The question is how do you make this move? Or to ask the question another way, what skills or knowledge is required to get that coveted manager title.
If one word could sum up the biggest difference between a team lead and a manager, it would be responsibility.
Think about what a team lead does on a day to day basis. They’re often heavily involved in training their colleagues, managing rosters and scheduling work. They make sure that tickets are being performed in reasonable time frames and effectively do the admin side of a management role.
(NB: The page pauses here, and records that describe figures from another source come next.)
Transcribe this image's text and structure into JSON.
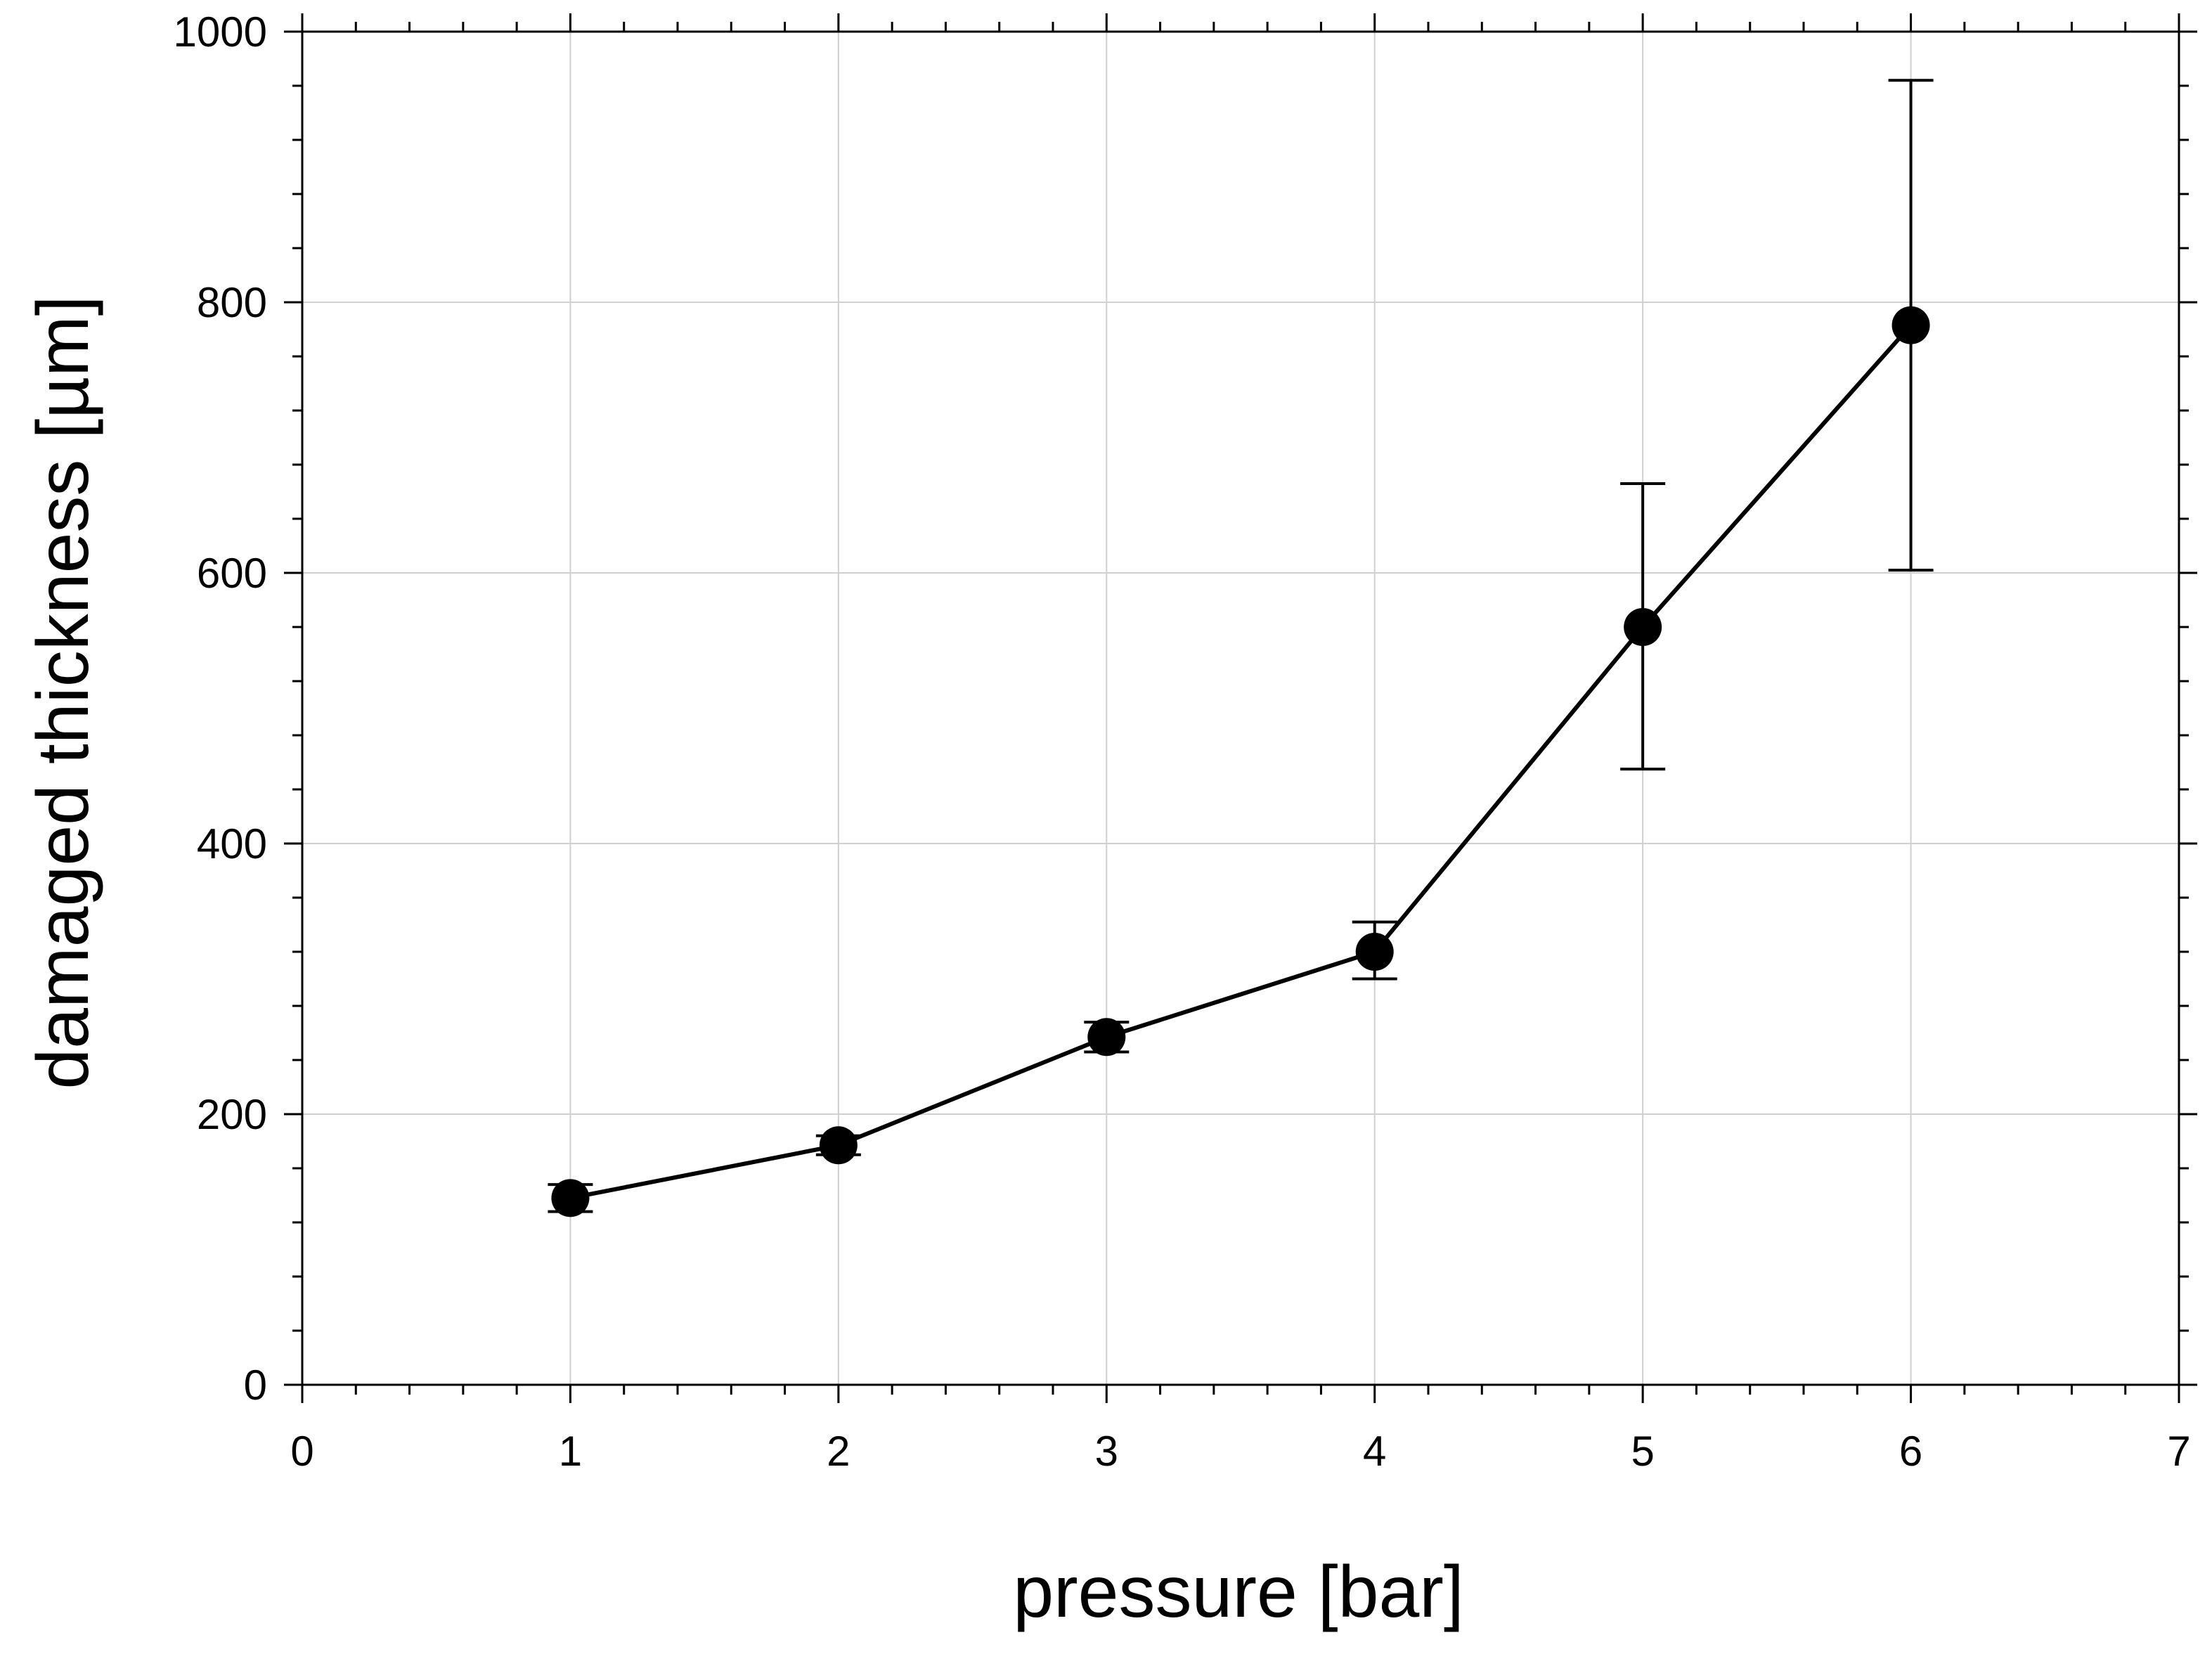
{
  "chart_data": {
    "type": "line",
    "title": "",
    "xlabel": "pressure [bar]",
    "ylabel": "damaged thickness [µm]",
    "xlim": [
      0,
      7
    ],
    "ylim": [
      0,
      1000
    ],
    "x_ticks": [
      "0",
      "1",
      "2",
      "3",
      "4",
      "5",
      "6",
      "7"
    ],
    "y_ticks": [
      "0",
      "200",
      "400",
      "600",
      "800",
      "1000"
    ],
    "grid": true,
    "legend": "none",
    "series": [
      {
        "x": [
          1,
          2,
          3,
          4,
          5,
          6
        ],
        "y": [
          138,
          177,
          257,
          320,
          560,
          783
        ],
        "error": [
          [
            128,
            148
          ],
          [
            170,
            184
          ],
          [
            246,
            268
          ],
          [
            300,
            342
          ],
          [
            455,
            666
          ],
          [
            602,
            964
          ]
        ],
        "marker": "filled-circle",
        "color": "#000000"
      }
    ]
  }
}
If you then look at what a say, Service Desk Manager does, you find it’s less about what they do and more about what they’re responsible for. The buck stops with them when it comes to running an efficient service desk. They are the ones that need to work out how to work more efficiently, what processes and procedures need to be developed and implemented in order to increase efficiency, and still maintain a friendly and prompt level of service that the users enjoy and trust.
3 Key Areas
So, when summing up what this responsibility means for a manager, we can basically break it down into 3 key areas.
1. People skills
You need to be able to prove as a team leader that you have the emotional skills to understand your team and to know how to work with them to get the best out of them. If you can prove that at a team leader level, then you have the right mentoring skills and performance assessment abilities to be able to do that at a management level.
2. Policies and procedures
These are normally implemented by a team leader but they’re created by a manager. The manager is the one responsible for delivery. And on this basis, they’re the ones that need to create the appropriate policies and procedures that will mean they’ll get the most out of their employees and meet service level agreements.
The manager is the one that identifies the problem and the appropriate fix for the problem and it’s then the team leader’s responsibility to implement that fix within the team. So, to be a good manager, you need to be able to first identify problems, then evaluate possible solutions and finally create the right solution to fix those problems. Those solutions will generally always have some policies and procedures attached to them.
3. Financial literacy
Every manager that has responsibility over an area needs to understand the income and expenses for that business unit. They will at least have a budget that they’ll need to meet and any extensions to that budget will need to be approved by managers higher up which means that an appropriate business case will have to be made.
That is, the key skill difference here from a team leader is the ability to read profit and loss and budget spreadsheets and know how to write effective business cases that are based on return on investment. Further they need to understand the hard numbers around capacity and utilization within their team in order to be approved for resourcing when required.
So, if you are someone who is stuck in a team lead position and looking for the next jump then consider how you can prove your financial literacy, people management skills, and problem solving skills both on your resume and in an interview.
If you can pull on specific examples where you have demonstrated these skills with a story that reads well and proves this level of management experience, then employers are more likely to take a punt on you. I hope this helps and good luck in your journey up the corporate ladder.